Countertop machines of this type vary from hand cranked units used to make homemade ice cream to high capacity freezers used by restaurants and bars. In the latter, a cooling cylinder is typically held in a tank for the product, and ice crystals formed on the heat-conductive outer wall of the cooling cylinder are scraped off by the auger. The cooling cylinder is the evaporator of a vapour-compression refrigeration circuit which typically further includes a compressor, a condenser and a restriction device. The restriction device controls refrigerant flow and releases the pressure between the high-pressure condensation side and the low-pressure evaporation side and is most commonly a capillary tube.

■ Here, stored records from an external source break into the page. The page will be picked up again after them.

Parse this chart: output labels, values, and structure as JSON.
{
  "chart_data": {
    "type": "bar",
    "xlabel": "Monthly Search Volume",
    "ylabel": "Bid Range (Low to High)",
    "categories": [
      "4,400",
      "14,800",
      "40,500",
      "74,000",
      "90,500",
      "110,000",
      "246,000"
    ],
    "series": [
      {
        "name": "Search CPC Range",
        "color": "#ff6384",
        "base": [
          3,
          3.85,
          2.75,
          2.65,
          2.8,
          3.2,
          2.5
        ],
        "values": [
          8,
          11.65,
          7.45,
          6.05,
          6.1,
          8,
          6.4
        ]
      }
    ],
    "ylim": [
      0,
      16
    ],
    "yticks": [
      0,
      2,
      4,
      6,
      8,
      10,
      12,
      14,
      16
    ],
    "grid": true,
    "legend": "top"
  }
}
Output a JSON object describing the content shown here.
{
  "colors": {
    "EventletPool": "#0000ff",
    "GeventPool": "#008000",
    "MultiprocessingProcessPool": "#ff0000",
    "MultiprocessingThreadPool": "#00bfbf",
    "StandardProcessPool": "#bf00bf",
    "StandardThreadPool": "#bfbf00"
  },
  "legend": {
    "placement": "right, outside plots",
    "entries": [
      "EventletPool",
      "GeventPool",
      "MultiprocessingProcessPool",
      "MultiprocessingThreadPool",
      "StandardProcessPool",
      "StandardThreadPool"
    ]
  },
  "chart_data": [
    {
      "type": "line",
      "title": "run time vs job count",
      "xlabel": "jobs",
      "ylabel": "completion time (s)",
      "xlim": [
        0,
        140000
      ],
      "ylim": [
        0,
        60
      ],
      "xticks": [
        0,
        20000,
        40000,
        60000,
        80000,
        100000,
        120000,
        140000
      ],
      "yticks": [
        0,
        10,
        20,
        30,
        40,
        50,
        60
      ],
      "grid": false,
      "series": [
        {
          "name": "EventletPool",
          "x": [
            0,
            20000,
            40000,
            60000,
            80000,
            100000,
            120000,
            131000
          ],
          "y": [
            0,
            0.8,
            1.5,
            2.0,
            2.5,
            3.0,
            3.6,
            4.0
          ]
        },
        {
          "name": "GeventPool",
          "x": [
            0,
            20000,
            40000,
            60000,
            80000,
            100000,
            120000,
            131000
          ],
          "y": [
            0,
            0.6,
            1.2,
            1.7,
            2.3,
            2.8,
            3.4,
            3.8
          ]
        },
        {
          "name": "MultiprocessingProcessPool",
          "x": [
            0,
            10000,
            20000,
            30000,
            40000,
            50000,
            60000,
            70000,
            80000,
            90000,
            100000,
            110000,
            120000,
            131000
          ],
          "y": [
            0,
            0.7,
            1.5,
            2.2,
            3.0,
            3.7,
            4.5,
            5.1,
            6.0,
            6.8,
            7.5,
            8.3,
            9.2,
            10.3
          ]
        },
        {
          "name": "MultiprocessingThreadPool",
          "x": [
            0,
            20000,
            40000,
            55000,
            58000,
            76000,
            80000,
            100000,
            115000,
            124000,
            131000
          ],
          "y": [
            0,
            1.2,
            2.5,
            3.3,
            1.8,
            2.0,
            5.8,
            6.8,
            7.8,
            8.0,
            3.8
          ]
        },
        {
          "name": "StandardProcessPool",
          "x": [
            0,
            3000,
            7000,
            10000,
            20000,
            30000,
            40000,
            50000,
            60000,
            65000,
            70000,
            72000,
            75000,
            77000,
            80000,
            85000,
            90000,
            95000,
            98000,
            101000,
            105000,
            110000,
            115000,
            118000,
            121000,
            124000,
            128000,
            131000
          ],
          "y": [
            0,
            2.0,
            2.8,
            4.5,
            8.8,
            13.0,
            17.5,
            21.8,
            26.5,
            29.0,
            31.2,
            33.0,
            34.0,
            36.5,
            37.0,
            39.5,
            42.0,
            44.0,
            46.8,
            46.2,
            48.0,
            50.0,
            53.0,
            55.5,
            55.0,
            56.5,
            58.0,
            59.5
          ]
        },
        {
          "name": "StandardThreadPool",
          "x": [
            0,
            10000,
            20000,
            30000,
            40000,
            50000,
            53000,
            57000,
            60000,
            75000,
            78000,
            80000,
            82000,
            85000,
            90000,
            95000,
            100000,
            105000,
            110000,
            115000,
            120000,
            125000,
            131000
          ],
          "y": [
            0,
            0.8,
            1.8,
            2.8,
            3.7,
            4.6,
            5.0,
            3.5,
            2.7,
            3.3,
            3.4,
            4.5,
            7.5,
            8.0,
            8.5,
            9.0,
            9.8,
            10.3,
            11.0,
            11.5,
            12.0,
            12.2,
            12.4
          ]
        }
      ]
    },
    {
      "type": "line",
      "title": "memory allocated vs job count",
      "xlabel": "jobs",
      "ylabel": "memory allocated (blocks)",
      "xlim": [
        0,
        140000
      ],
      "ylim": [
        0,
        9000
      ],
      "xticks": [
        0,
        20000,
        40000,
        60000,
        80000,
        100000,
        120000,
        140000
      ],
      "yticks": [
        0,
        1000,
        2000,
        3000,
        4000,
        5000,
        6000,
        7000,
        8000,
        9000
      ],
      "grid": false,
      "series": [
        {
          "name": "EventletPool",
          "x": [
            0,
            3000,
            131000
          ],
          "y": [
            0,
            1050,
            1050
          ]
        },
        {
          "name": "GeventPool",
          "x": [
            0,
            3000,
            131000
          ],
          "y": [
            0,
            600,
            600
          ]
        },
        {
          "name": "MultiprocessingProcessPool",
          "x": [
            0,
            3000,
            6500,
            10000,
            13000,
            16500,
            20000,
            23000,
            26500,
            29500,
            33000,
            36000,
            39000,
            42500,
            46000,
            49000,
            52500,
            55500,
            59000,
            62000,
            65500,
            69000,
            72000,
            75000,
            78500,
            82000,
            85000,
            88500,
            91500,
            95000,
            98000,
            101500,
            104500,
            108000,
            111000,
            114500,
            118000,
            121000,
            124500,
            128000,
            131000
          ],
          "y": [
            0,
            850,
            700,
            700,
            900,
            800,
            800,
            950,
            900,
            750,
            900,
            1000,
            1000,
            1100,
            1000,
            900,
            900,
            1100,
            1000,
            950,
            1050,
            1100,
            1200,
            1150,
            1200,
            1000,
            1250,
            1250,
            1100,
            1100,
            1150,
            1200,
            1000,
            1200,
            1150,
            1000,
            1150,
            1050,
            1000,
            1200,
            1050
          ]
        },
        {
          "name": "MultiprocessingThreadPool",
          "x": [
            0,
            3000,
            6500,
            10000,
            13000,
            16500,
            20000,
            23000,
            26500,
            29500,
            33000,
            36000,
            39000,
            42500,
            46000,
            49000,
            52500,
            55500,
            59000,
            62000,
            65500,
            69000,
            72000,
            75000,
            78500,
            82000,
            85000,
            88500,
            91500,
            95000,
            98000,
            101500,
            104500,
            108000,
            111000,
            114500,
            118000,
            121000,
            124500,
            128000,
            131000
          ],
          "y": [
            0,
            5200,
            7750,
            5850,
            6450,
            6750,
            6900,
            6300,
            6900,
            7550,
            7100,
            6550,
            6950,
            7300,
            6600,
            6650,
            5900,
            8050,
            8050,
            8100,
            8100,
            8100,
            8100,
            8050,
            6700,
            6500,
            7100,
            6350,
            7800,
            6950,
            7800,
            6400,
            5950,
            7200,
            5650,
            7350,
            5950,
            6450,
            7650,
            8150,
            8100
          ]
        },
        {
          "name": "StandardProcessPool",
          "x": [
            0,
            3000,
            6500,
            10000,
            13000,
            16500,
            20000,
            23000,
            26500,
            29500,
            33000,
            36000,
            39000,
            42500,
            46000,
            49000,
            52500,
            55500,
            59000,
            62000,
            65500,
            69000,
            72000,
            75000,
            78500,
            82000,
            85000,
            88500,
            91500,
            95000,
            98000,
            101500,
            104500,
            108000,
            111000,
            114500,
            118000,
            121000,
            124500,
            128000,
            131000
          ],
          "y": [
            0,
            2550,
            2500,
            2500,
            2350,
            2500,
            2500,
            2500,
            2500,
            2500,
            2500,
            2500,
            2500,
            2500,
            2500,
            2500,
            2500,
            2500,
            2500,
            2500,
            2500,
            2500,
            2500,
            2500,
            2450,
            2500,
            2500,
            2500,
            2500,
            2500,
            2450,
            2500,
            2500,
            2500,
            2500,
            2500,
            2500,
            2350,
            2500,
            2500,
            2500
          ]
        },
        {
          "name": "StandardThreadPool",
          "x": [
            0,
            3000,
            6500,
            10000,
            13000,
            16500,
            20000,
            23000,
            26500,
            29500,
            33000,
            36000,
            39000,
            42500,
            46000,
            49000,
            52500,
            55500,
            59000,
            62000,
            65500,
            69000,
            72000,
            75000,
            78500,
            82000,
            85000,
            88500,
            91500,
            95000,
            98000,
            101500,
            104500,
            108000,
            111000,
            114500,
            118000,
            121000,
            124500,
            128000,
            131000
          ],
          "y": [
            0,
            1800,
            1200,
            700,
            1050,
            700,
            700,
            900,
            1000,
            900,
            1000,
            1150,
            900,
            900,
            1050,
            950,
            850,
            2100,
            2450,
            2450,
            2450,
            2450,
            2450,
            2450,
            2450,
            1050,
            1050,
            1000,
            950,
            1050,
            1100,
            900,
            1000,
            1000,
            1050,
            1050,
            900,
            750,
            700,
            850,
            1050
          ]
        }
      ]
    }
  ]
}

Domestic appliances for producing frozen food products, unlike the commercially used versions, are not maintained at operating temperature and so, typically, for each batch it is necessary to reduce the temperature of not just the product to be frozen, but also of the cooling cylinder, from ambient temperature. It will therefore be understood that there is a need to achieve a short freezing time, following start-up, with a small refrigeration capacity. Moreover, manufacturers also must consider the need to most cost-effectively produce a range of models, such as a small-footprint model suitable to making two or three servings at one time, to larger capacity machines suitable for a family.
Perhaps the most common cooling cylinder has a cylindrical wall scraped by the auger and on the inside of which is a helical tube coil carrying the refrigerant. Following start-up, the large liquid component of the refrigerant rapidly evaporates on meeting the room-temperature evaporator coil, producing a complex two-phase flow through the coil. As more refrigerant is introduced, the liquid component is distributed throughout the greatest part of the length of the coil, as the vapour flow is able to push along slugs of liquid, as well as pass through an annular film of liquid refrigerant wetting the walls of the coils. Since most heat transfer occurs when the liquid refrigerant is changed to vapour, there is a drop in heat transfer toward the outlet of the coil, but the wide distribution of the liquid component along the coil tends to fairly evenly distribute the heat transfer. On the one hand, even distribution of the heat transfer increases efficiency when operating at capacity, but may reduce efficiency when a small batch, such as a single serving is made.
It is an object of the present invention to overcome or substantially ameliorate the above disadvantages or, more generally, to provide an improved auger-type ice maker appliance.